The Connecticut Juvenile Justice Alliance is a non-profit organization that will be approached to oversee the execution of change to employee rehabilitative measures rather than punitive measures. The president of the CJHA, Quaranta, will be involved in the oversight of the formation of a commission to make legislative changes in the due procedures to accommodate screening and treatment of mental health disorders, where they are apparent, among juvenile offenders (Collective Impact Forum, 2018). These changes will be conducted in alliance with the identified organizations to create a holistic approach to the rehabilitation of mentally ill children that addresses their behavioral challenges and adjustment of their environment to make progressive changes in their treatment.
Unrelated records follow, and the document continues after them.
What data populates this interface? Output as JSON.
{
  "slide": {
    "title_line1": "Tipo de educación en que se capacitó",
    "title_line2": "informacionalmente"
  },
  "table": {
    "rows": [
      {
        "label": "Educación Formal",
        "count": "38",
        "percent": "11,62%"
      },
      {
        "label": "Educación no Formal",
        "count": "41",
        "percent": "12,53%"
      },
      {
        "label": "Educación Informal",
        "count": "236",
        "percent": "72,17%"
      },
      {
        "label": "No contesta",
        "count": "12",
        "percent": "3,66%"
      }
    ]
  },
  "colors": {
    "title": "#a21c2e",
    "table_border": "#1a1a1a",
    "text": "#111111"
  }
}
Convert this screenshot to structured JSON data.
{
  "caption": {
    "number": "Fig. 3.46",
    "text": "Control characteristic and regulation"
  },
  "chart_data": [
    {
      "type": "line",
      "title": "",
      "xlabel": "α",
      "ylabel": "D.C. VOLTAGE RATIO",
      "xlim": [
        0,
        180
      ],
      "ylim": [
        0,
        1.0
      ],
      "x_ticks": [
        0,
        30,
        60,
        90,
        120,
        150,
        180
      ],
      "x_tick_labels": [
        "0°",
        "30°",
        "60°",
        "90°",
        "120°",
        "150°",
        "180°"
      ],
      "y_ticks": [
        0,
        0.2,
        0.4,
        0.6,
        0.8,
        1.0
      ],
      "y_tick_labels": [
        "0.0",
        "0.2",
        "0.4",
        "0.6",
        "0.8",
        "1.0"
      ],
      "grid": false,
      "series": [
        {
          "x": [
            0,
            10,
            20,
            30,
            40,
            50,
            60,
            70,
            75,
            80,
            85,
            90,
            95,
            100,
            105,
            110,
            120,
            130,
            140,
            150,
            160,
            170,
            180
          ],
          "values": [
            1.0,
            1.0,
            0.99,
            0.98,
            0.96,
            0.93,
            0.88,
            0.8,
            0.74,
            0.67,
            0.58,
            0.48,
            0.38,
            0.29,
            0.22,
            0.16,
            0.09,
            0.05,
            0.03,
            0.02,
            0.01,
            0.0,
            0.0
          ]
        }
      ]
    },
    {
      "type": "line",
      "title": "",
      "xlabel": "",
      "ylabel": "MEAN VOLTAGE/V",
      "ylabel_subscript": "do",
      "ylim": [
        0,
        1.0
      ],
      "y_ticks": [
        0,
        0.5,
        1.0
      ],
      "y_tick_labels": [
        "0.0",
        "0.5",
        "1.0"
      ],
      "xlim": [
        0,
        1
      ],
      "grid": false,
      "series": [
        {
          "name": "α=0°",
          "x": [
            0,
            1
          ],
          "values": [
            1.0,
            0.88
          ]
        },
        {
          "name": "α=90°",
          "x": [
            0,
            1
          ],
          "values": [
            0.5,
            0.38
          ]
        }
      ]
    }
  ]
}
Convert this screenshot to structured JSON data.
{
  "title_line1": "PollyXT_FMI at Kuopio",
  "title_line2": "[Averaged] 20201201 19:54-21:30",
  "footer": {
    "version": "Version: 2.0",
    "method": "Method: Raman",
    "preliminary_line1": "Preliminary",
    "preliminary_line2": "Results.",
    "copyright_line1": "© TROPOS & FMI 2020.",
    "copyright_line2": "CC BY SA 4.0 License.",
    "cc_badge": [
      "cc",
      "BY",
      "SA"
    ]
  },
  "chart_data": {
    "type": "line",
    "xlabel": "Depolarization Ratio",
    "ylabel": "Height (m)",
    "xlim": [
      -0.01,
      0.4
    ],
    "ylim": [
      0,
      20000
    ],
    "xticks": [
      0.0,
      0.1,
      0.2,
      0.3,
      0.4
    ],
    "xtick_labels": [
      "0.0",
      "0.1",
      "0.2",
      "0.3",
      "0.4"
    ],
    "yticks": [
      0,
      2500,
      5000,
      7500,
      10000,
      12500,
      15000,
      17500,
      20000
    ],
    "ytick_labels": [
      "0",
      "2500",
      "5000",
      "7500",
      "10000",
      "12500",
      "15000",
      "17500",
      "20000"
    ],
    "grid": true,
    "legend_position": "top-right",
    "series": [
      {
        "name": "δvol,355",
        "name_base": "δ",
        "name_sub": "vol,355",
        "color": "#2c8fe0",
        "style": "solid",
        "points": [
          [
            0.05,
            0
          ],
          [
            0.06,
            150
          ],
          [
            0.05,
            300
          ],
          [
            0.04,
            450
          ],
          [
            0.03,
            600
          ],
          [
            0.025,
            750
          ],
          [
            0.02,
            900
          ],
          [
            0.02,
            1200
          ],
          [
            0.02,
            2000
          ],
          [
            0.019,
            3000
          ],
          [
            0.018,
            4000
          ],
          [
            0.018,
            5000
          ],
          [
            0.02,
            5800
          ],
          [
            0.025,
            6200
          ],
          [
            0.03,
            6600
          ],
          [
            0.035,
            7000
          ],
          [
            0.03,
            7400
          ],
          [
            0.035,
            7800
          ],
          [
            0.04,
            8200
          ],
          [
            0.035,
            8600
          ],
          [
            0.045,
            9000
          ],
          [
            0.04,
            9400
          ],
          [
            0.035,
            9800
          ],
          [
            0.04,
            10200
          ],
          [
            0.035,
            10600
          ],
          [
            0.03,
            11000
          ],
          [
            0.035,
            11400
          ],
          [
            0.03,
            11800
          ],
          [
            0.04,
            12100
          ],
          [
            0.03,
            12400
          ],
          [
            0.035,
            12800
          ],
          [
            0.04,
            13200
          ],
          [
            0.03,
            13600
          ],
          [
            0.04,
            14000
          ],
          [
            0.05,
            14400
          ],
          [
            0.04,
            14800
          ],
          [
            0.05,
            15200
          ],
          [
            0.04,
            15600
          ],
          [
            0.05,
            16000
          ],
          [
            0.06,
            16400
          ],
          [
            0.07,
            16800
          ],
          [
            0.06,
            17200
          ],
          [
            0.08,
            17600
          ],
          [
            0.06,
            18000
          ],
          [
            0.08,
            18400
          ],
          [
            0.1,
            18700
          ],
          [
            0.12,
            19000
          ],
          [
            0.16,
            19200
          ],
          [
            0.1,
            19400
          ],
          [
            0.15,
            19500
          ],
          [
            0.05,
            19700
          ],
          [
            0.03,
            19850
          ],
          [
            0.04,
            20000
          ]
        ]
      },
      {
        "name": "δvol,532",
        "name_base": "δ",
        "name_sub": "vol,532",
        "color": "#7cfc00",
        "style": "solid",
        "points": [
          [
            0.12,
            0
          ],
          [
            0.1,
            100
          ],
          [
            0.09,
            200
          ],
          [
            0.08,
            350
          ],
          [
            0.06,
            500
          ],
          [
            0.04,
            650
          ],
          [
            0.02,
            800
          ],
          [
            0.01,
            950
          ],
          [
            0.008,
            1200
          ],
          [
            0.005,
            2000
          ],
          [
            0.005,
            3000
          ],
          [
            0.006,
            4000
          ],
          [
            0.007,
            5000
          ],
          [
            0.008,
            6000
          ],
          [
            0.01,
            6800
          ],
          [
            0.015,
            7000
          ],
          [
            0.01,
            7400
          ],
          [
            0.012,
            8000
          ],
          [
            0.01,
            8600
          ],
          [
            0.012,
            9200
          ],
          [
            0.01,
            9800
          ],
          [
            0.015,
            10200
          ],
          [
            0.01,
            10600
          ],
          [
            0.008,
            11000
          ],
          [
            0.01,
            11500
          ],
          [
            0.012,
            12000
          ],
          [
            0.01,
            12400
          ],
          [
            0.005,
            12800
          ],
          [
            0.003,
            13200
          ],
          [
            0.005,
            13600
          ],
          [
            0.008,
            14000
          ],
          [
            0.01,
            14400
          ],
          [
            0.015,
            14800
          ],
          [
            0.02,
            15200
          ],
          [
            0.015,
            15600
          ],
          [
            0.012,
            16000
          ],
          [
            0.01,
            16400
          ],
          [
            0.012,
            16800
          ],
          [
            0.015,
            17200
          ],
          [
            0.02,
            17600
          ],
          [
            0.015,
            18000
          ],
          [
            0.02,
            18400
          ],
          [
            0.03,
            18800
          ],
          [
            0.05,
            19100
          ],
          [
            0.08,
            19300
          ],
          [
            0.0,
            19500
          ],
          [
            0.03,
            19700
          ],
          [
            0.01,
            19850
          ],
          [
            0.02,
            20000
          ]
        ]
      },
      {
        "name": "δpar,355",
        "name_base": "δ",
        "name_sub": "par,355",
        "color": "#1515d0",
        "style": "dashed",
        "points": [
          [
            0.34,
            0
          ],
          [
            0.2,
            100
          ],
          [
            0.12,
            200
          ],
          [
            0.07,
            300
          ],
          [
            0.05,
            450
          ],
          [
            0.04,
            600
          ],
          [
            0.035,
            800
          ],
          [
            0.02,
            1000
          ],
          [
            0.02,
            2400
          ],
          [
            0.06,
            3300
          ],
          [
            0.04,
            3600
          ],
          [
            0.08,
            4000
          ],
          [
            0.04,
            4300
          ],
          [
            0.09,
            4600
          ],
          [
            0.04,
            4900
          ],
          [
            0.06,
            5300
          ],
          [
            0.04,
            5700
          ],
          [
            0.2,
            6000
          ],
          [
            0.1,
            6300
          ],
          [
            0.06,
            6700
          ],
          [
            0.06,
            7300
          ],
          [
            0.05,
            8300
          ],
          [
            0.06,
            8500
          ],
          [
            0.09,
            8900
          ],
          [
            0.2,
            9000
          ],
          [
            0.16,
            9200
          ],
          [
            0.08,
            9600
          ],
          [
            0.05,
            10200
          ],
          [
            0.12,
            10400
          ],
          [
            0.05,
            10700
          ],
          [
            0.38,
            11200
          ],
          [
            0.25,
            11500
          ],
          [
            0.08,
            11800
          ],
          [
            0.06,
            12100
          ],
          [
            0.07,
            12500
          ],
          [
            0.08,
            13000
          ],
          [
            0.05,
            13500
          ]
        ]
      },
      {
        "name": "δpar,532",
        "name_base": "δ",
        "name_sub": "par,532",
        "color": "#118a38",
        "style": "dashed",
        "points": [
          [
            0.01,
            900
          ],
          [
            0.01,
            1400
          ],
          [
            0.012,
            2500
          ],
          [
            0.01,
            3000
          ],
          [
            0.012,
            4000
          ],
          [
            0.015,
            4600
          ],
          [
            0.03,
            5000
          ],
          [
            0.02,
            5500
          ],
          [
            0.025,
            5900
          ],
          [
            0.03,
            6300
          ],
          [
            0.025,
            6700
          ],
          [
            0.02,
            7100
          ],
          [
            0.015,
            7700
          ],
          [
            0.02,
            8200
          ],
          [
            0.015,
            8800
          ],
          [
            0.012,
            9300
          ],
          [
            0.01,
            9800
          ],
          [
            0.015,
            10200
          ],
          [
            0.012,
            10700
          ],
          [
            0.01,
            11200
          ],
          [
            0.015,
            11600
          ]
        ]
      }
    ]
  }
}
Design of a Functional Family Therapy

The development of a functional family therapy program aims to lower the risk of delinquent behavior for at-risk adolescents between the ages of 11 – 18 years. The program intends to involve the parents, siblings, and the affected child to help them develop a safe home environment. This program will be conducted in association with National Network for a child. The Connecticut State Department of Social Services provides housing for at-risk families with financial challenges through the Connecticut Housing Engagement and Support Services (CHESS) Initiative (Underwood & Washington, 2016). Further, this initiative will help parents secure employment while under affordable housing provided by the state department to stabilize the family.

Supervision and Treatment

The treatment approach for the mentally ill children will involve cognitive-behavioral interventions to equip the teenagers with skills, such as awareness of social cues, and promotes delaying, nonaggressive responding strategies, and problem-solving. Other methods of treatment will be Functional Family Therapy and Multidimensional Family Therapy. The multidimensional approach to treatment complements changed law enforcement categories to increase referrals to juvenile review boards to lower the incarceration rates (Paternoster & Bachman, 2013). After the onset of treatment, the State Department of Social Services will allocate some of its personnel to follow up with the progress of the student’s academic performance and discipline commentary from their teachers to ensure the measures taken to help them are effective.